Kinder spielen in den meisten menschlichen Kulturen die zentrale Rolle: Als künftige Generation tragen sie unsere heutigen Errungenschaften und Erinnerungen in die Zukunft, lernen aus den Fehlern ihrer Vorfahren und werden so befähigt, eine lebenswertere Gesellschaft zu verwirklichen. Kinder sind auf den besonderen Schutz, die Fürsorge und das Wissen von Älteren angewiesen, seien es die Eltern, die Erzieher_innen in Kindergärten, Lehrer_innen in Schulen oder Trainer_innen in Sportvereinen. Kein Tier bleibt so lange bei seinen Eltern wie der Mensch. Es macht uns erst zu Menschen, dass wir unseren Kindern auf den Weg geben, was sie brauchen, um in dieser Welt zu bestehen und sie zu verändern.

So läuft es im Idealfall. Wie es unserem Nachwuchs wirklich ergeht, machen sich in diesem Jahr gleich alle deutschsprachigen Filme im Wettbewerb um die Berlinale-Preise zum Thema – und profitieren nicht nur von starken Drehbüchern, sondern noch stärkeren Jung-Darsteller_innen, die Schauspielleistungen an den Tag legen, wie man sie sich gelegentlich von hochbezahlten „Profis“ wünschen würde.

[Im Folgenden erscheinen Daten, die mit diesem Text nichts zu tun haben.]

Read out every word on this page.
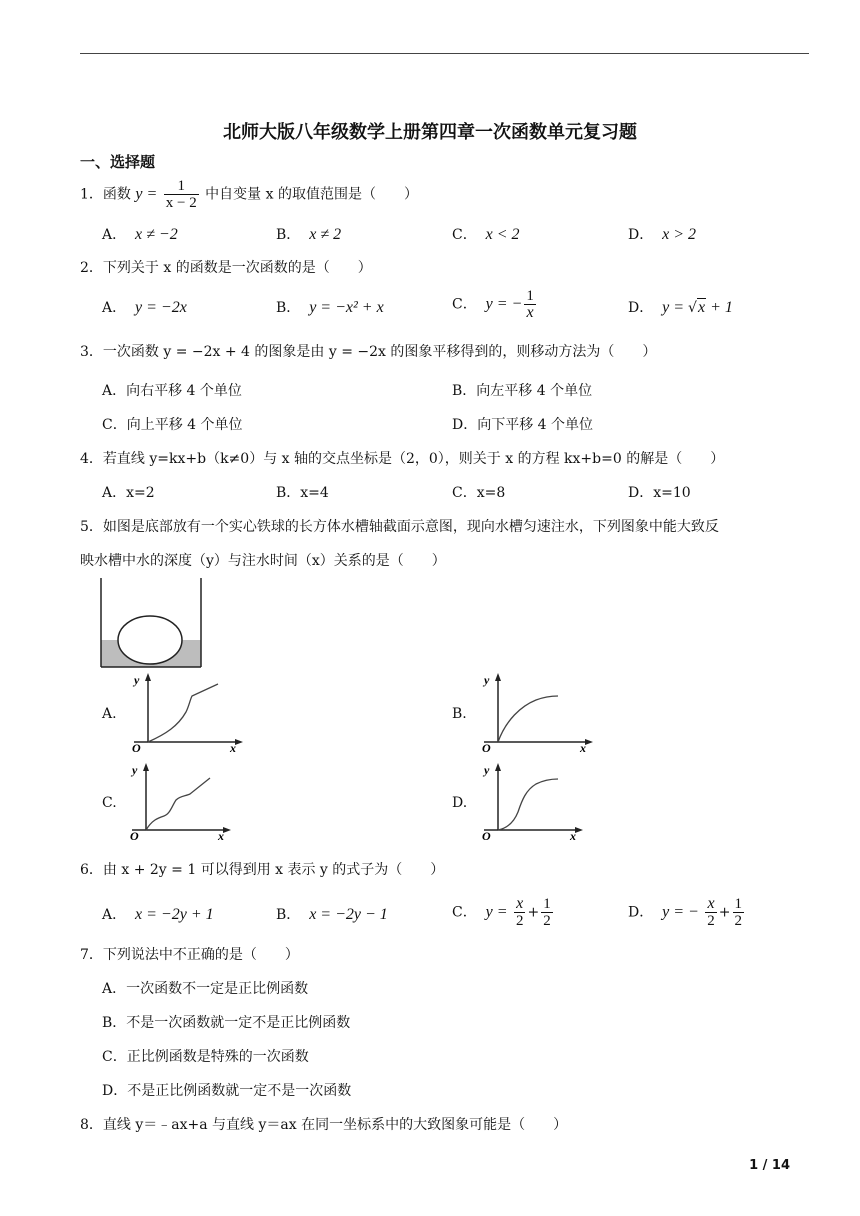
北师大版八年级数学上册第四章一次函数单元复习题
一、选择题
1．函数 $y = \frac{1}{x - 2}$ 中自变量 x 的取值范围是（　　）
A． x ≠ −2	B． x ≠ 2	C． x < 2	D． x > 2
2．下列关于 x 的函数是一次函数的是（　　）
A． y = −2x	B． y = −x² + x	C． y = − $\frac{1}{x}$	D． y = √x + 1
3．一次函数 y = −2x + 4 的图象是由 y = −2x 的图象平移得到的，则移动方法为（　　）
A．向右平移 4 个单位	B．向左平移 4 个单位
C．向上平移 4 个单位	D．向下平移 4 个单位
4．若直线 y=kx+b（k≠0）与 x 轴的交点坐标是（2，0），则关于 x 的方程 kx+b=0 的解是（　　）
A．x=2	B．x=4	C．x=8	D．x=10
5．如图是底部放有一个实心铁球的长方体水槽轴截面示意图，现向水槽匀速注水，下列图象中能大致反
映水槽中水的深度（y）与注水时间（x）关系的是（　　）
A.
y
x
O
B.
y
x
O
C.
y
x
O
D.
y
x
O
6．由 x + 2y = 1 可以得到用 x 表示 y 的式子为（　　）
A． x = −2y + 1	B． x = −2y − 1	C． $y = \frac{x}{2} + \frac{1}{2}$	D． y = − $\frac{x}{2} + \frac{1}{2}$
7．下列说法中不正确的是（　　）
A．一次函数不一定是正比例函数
B．不是一次函数就一定不是正比例函数
C．正比例函数是特殊的一次函数
D．不是正比例函数就一定不是一次函数
8．直线 y＝﹣ax+a 与直线 y＝ax 在同一坐标系中的大致图象可能是（　　）
1 / 14
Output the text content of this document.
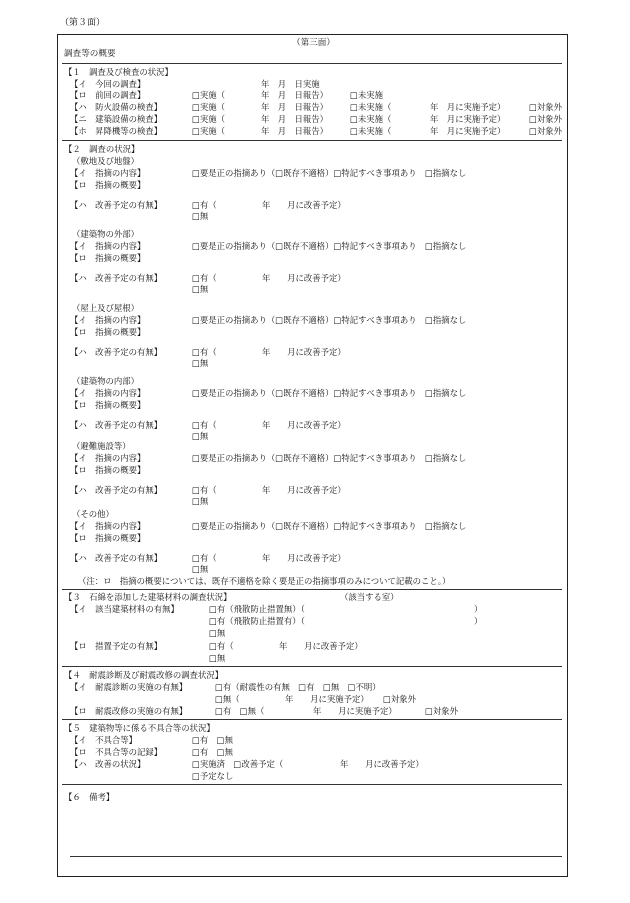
（第３面）
（第三面）
調査等の概要
【１　調査及び検査の状況】
【イ　今回の調査】	年　月　日実施
【ロ　前回の調査】	□実施（	年　月　日報告）	□未実施
【ハ　防火設備の検査】	□実施（	年　月　日報告）	□未実施（	年　月に実施予定）	□対象外
【ニ　建築設備の検査】	□実施（	年　月　日報告）	□未実施（	年　月に実施予定）	□対象外
【ホ　昇降機等の検査】	□実施（	年　月　日報告）	□未実施（	年　月に実施予定）	□対象外
【２　調査の状況】
（敷地及び地盤）
【イ　指摘の内容】	□要是正の指摘あり（□既存不適格）□特記すべき事項あり　□指摘なし
【ロ　指摘の概要】
【ハ　改善予定の有無】	□有（	年　　月に改善予定）
□無
（建築物の外部）
【イ　指摘の内容】	□要是正の指摘あり（□既存不適格）□特記すべき事項あり　□指摘なし
【ロ　指摘の概要】
【ハ　改善予定の有無】	□有（	年　　月に改善予定）
□無
（屋上及び屋根）
【イ　指摘の内容】	□要是正の指摘あり（□既存不適格）□特記すべき事項あり　□指摘なし
【ロ　指摘の概要】
【ハ　改善予定の有無】	□有（	年　　月に改善予定）
□無
（建築物の内部）
【イ　指摘の内容】	□要是正の指摘あり（□既存不適格）□特記すべき事項あり　□指摘なし
【ロ　指摘の概要】
【ハ　改善予定の有無】	□有（	年　　月に改善予定）
□無
（避難施設等）
【イ　指摘の内容】	□要是正の指摘あり（□既存不適格）□特記すべき事項あり　□指摘なし
【ロ　指摘の概要】
【ハ　改善予定の有無】	□有（	年　　月に改善予定）
□無
（その他）
【イ　指摘の内容】	□要是正の指摘あり（□既存不適格）□特記すべき事項あり　□指摘なし
【ロ　指摘の概要】
【ハ　改善予定の有無】	□有（	年　　月に改善予定）
□無
（注：ロ　指摘の概要については、既存不適格を除く要是正の指摘事項のみについて記載のこと。）
【３　石綿を添加した建築材料の調査状況】	（該当する室）
【イ　該当建築材料の有無】	□有（飛散防止措置無）（	）
□有（飛散防止措置有）（	）
□無
【ロ　措置予定の有無】	□有（	年　　月に改善予定）
□無
【４　耐震診断及び耐震改修の調査状況】
【イ　耐震診断の実施の有無】	□有（耐震性の有無　□有　□無　□不明）
□無（	年　　月に実施予定） □対象外
【ロ　耐震改修の実施の有無】	□有　□無（	年　　月に実施予定）	□対象外
【５　建築物等に係る不具合等の状況】
【イ　不具合等】	□有　□無
【ロ　不具合等の記録】	□有　□無
【ハ　改善の状況】	□実施済　□改善予定（	年　　月に改善予定）
□予定なし
【６　備考】
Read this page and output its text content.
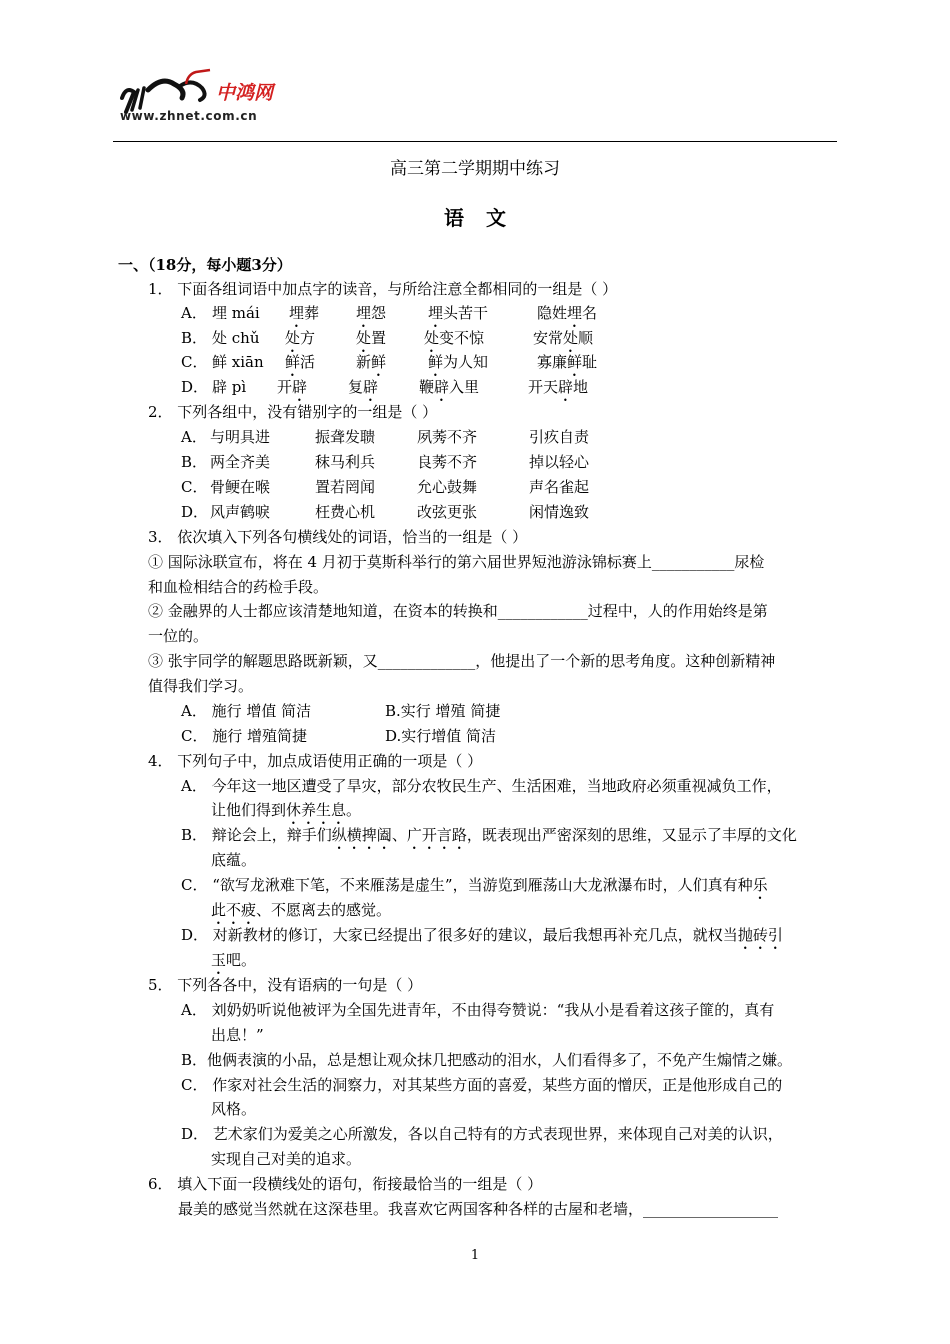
中鸿网
www.zhnet.com.cn
高三第二学期期中练习
语文
一、（18分，每小题3分）
1． 下面各组词语中加点字的读音，与所给注意全都相同的一组是（ ）
A． 埋 mái 埋葬 埋怨	埋头苦干	隐姓埋名
B． 处 chǔ 处方	处置	处变不惊	安常处顺
C． 鲜 xiān 鲜活	新鲜	鲜为人知	寡廉鲜耻
D． 辟 pì 开辟	复辟	鞭辟入里	开天辟地
2． 下列各组中，没有错别字的一组是（ ）
A． 与明具进	振聋发聩	夙莠不齐	引疚自责
B． 两全齐美	秣马利兵	良莠不齐	掉以轻心
C． 骨鲠在喉	置若罔闻	允心鼓舞	声名雀起
D． 风声鹤唳	枉费心机	改弦更张	闲情逸致
3． 依次填入下列各句横线处的词语，恰当的一组是（ ）
① 国际泳联宣布，将在 4 月初于莫斯科举行的第六届世界短池游泳锦标赛上___________尿检
和血检相结合的药检手段。
② 金融界的人士都应该清楚地知道，在资本的转换和____________过程中，人的作用始终是第
一位的。
③ 张宇同学的解题思路既新颖，又_____________，他提出了一个新的思考角度。这种创新精神
值得我们学习。
A． 施行 增值 简洁	B.实行 增殖 简捷
C． 施行 增殖简捷	D.实行增值 简洁
4． 下列句子中，加点成语使用正确的一项是（ ）
A． 今年这一地区遭受了旱灾，部分农牧民生产、生活困难，当地政府必须重视减负工作，
让他们得到休养生息。
B． 辩论会上，辩手们纵横捭阖、广开言路，既表现出严密深刻的思维，又显示了丰厚的文化
底蕴。
C． “欲写龙湫难下笔，不来雁荡是虚生”，当游览到雁荡山大龙湫瀑布时，人们真有种乐
此不疲、不愿离去的感觉。
D． 对新教材的修订，大家已经提出了很多好的建议，最后我想再补充几点，就权当抛砖引
玉吧。
5． 下列各各中，没有语病的一句是（ ）
A． 刘奶奶听说他被评为全国先进青年，不由得夸赞说：“我从小是看着这孩子篚的，真有
出息！”
B．他俩表演的小品，总是想让观众抹几把感动的泪水，人们看得多了，不免产生煽情之嫌。
C． 作家对社会生活的洞察力，对其某些方面的喜爱，某些方面的憎厌，正是他形成自己的
风格。
D． 艺术家们为爱美之心所激发，各以自己特有的方式表现世界，来体现自己对美的认识，
实现自己对美的追求。
6． 填入下面一段横线处的语句，衔接最恰当的一组是（ ）
最美的感觉当然就在这深巷里。我喜欢它两国客种各样的古屋和老墙，__________________
1
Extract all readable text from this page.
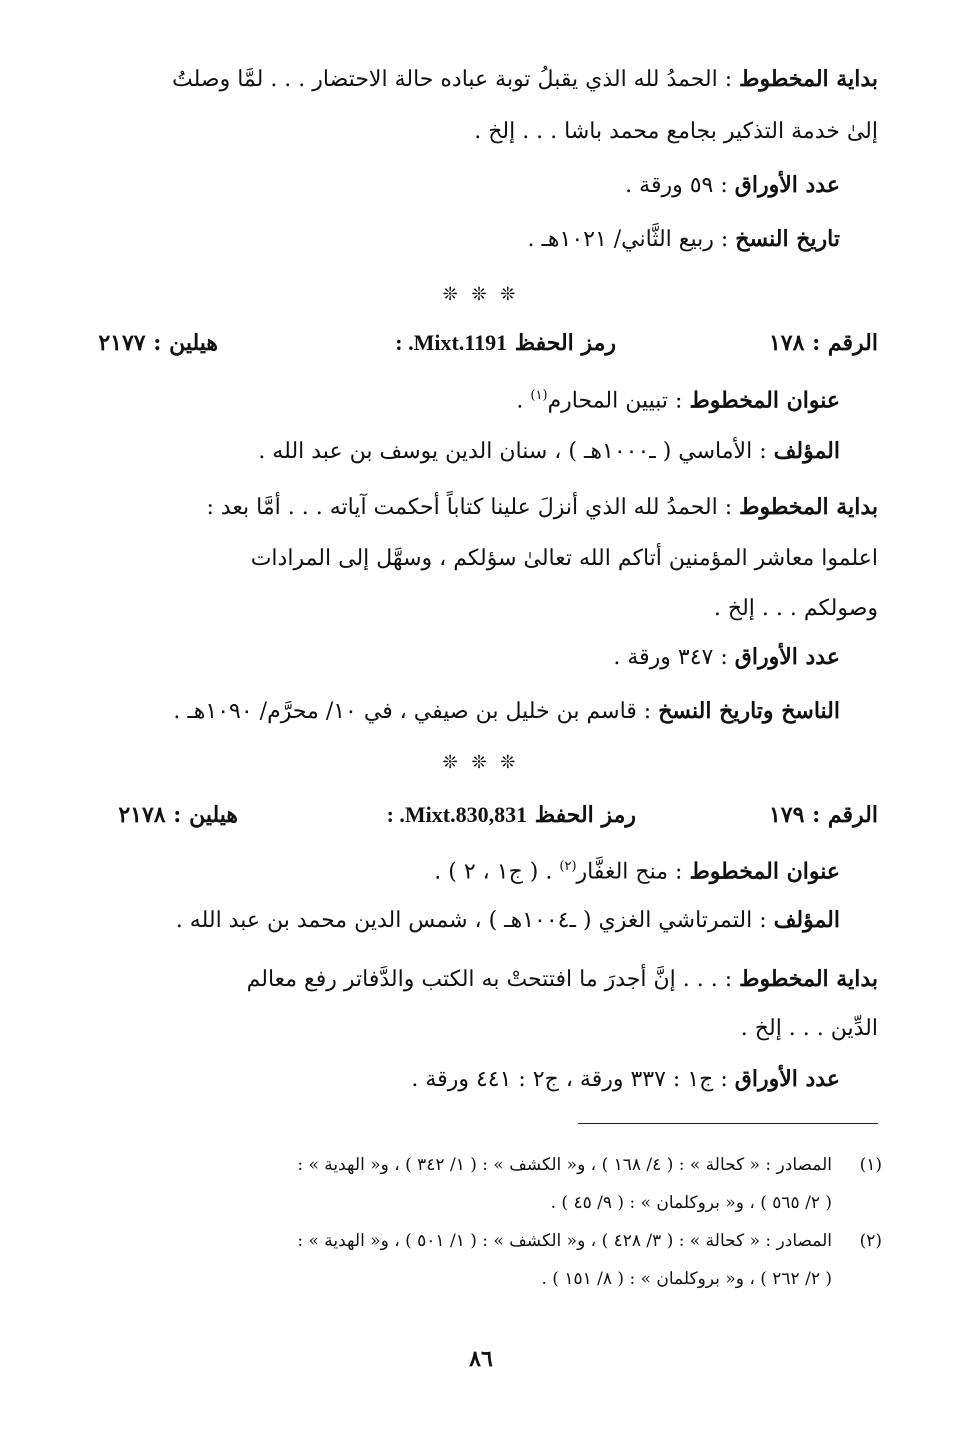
بداية المخطوط : الحمدُ لله الذي يقبلُ توبة عباده حالة الاحتضار . . . لمَّا وصلتُ
إلىٰ خدمة التذكير بجامع محمد باشا . . . إلخ .
عدد الأوراق : ٥٩ ورقة .
تاريخ النسخ : ربيع الثَّاني/ ١٠٢١هـ .
❊ ❊ ❊
الرقم : ١٧٨
رمز الحفظ : .Mixt.1191
هيلين : ٢١٧٧
عنوان المخطوط : تبيين المحارم$^{(١)}$ .
المؤلف : الأماسي ( ـ١٠٠٠هـ ) ، سنان الدين يوسف بن عبد الله .
بداية المخطوط : الحمدُ لله الذي أنزلَ علينا كتاباً أحكمت آياته . . . أمَّا بعد :
اعلموا معاشر المؤمنين أتاكم الله تعالىٰ سؤلكم ، وسهَّل إلى المرادات
وصولكم . . . إلخ .
عدد الأوراق : ٣٤٧ ورقة .
الناسخ وتاريخ النسخ : قاسم بن خليل بن صيفي ، في ١٠/ محرَّم/ ١٠٩٠هـ .
❊ ❊ ❊
الرقم : ١٧٩
رمز الحفظ : .Mixt.830,831
هيلين : ٢١٧٨
عنوان المخطوط : منح الغفَّار$^{(٢)}$ . ( ج١ ، ٢ ) .
المؤلف : التمرتاشي الغزي ( ـ١٠٠٤هـ ) ، شمس الدين محمد بن عبد الله .
بداية المخطوط : . . . إنَّ أجدرَ ما افتتحتْ به الكتب والدَّفاتر رفع معالم
الدِّين . . . إلخ .
عدد الأوراق : ج١ : ٣٣٧ ورقة ، ج٢ : ٤٤١ ورقة .
(١)
المصادر : « كحالة » : ( ٤/ ١٦٨ ) ، و« الكشف » : ( ١/ ٣٤٢ ) ، و« الهدية » :
( ٢/ ٥٦٥ ) ، و« بروكلمان » : ( ٩/ ٤٥ ) .
(٢)
المصادر : « كحالة » : ( ٣/ ٤٢٨ ) ، و« الكشف » : ( ١/ ٥٠١ ) ، و« الهدية » :
( ٢/ ٢٦٢ ) ، و« بروكلمان » : ( ٨/ ١٥١ ) .
٨٦
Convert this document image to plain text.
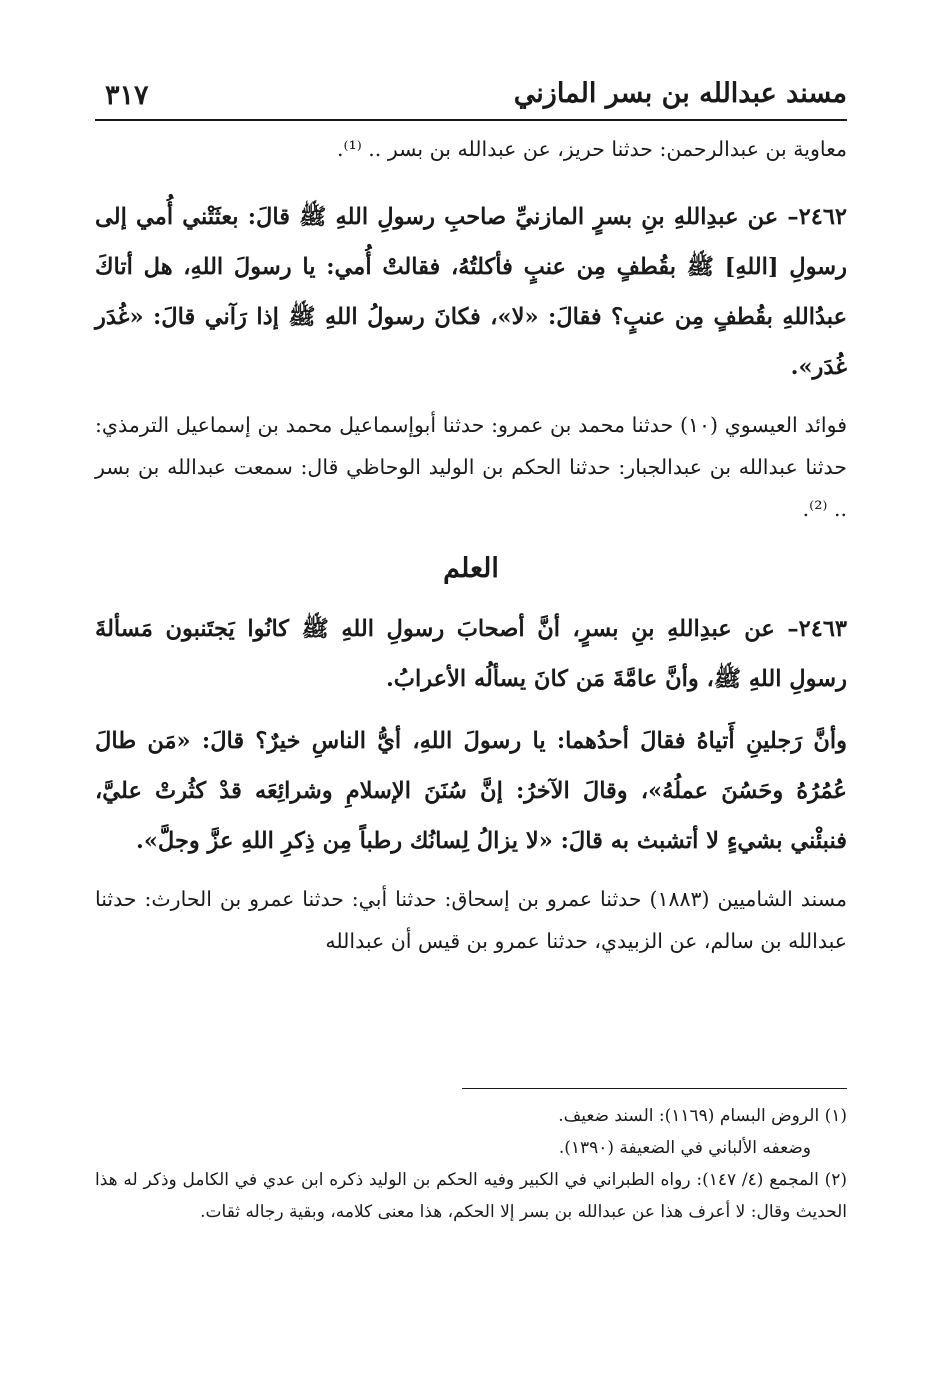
٣١٧	مسند عبدالله بن بسر المازني

معاوية بن عبدالرحمن: حدثنا حريز، عن عبدالله بن بسر .. ⁽¹⁾.

٢٤٦٢– عن عبدِاللهِ بنِ بسرٍ المازنيِّ صاحبِ رسولِ اللهِ ﷺ قالَ: بعثَتْني أُمي إلى رسولِ [اللهِ] ﷺ بقُطفٍ مِن عنبٍ فأكلتُهُ، فقالتْ أُمي: يا رسولَ اللهِ، هل أتاكَ عبدُاللهِ بقُطفٍ مِن عنبٍ؟ فقالَ: «لا»، فكانَ رسولُ اللهِ ﷺ إذا رَآني قالَ: «غُدَر غُدَر».

فوائد العيسوي (١٠) حدثنا محمد بن عمرو: حدثنا أبوإسماعيل محمد بن إسماعيل الترمذي: حدثنا عبدالله بن عبدالجبار: حدثنا الحكم بن الوليد الوحاظي قال: سمعت عبدالله بن بسر .. ⁽²⁾.

العلم

٢٤٦٣– عن عبدِاللهِ بنِ بسرٍ، أنَّ أصحابَ رسولِ اللهِ ﷺ كانُوا يَجتَنبون مَسألةَ رسولِ اللهِ ﷺ، وأنَّ عامَّةَ مَن كانَ يسألُه الأعرابُ.

وأنَّ رَجلينِ أَتياهُ فقالَ أحدُهما: يا رسولَ اللهِ، أيُّ الناسِ خيرٌ؟ قالَ: «مَن طالَ عُمُرُهُ وحَسُنَ عملُهُ»، وقالَ الآخرُ: إنَّ سُنَنَ الإسلامِ وشرائِعَه قدْ كثُرتْ عليَّ، فنبئْني بشيءٍ لا أتشبث به قالَ: «لا يزالُ لِسانُك رطباً مِن ذِكرِ اللهِ عزَّ وجلَّ».

مسند الشاميين (١٨٨٣) حدثنا عمرو بن إسحاق: حدثنا أبي: حدثنا عمرو بن الحارث: حدثنا عبدالله بن سالم، عن الزبيدي، حدثنا عمرو بن قيس أن عبدالله

(١) الروض البسام (١١٦٩): السند ضعيف.

وضعفه الألباني في الضعيفة (١٣٩٠).

(٢) المجمع (٤/ ١٤٧): رواه الطبراني في الكبير وفيه الحكم بن الوليد ذكره ابن عدي في الكامل وذكر له هذا الحديث وقال: لا أعرف هذا عن عبدالله بن بسر إلا الحكم، هذا معنى كلامه، وبقية رجاله ثقات.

Jack muss sich und seine Bruder in Berlin selbst retten. (Bild: Jens Harant - berlinale.de)
Jack muss sich und seine Bruder in Berlin selbst retten. (Bild: Jens Harant – berlinale.de)
„Jack“ (Ivo Piezcker) ist erst zehn Jahre alt, doch weil seine alleinerziehende Mutter lieber den Vergnüglichkeiten des Berliner Großstadtlebens als ihren Pflichten nachgeht, muss er den Haushalt wie ein Vater schmeißen: Wäsche waschen, sauber machen, Essen zubereiten. Vor allem kümmert er sich liebevoll um seinen noch jüngeren Bruder Manuel – Beide haben nur einander. Die Strapazen stehen Jack ins Gesicht geschrieben: Verschwitzt, mit rotem Gesicht und stets schwerem Atmen rennt er umher, mit ernstem Blick und dem Gewissen, dass es von ihm abhnägt, die Familie mit ihm steht und fällt. Als sich bei einem Unfall im Haushalt zeigt, dass Jack am Ende seiner Kräfte ist, muss er ins Heim. Vor Schikanen flüchtend, sucht er zuhause Zuflucht, doch seine Mutter taucht tagelang nicht auf und einen Schlüssel für die Wohnung hat er nicht. Er rettet seinen Bruder aus der Verwahrlosung bei einem „Bekannten“ (der froh ist, das Kind endlich wieder los zu sein und sich wieder voll und ganz Suff und Langeweile hinzugeben), zieht mit dem Kleinen durch Berlin auf der verzweifelten Suche nach Geborgenheit der Mutter, schleppt sich erschöpft von Parkbank zu Döner-Imbiss, sucht Verstecke und flüchtet vor Brutalität. Als er letztlich doch auf seine Mutter trifft, die so gedankenlos weiterlebt wie bisher, muss er handeln – und weist sich und Manuel selbst ins Heim ein. So stark muss man erstmal sein.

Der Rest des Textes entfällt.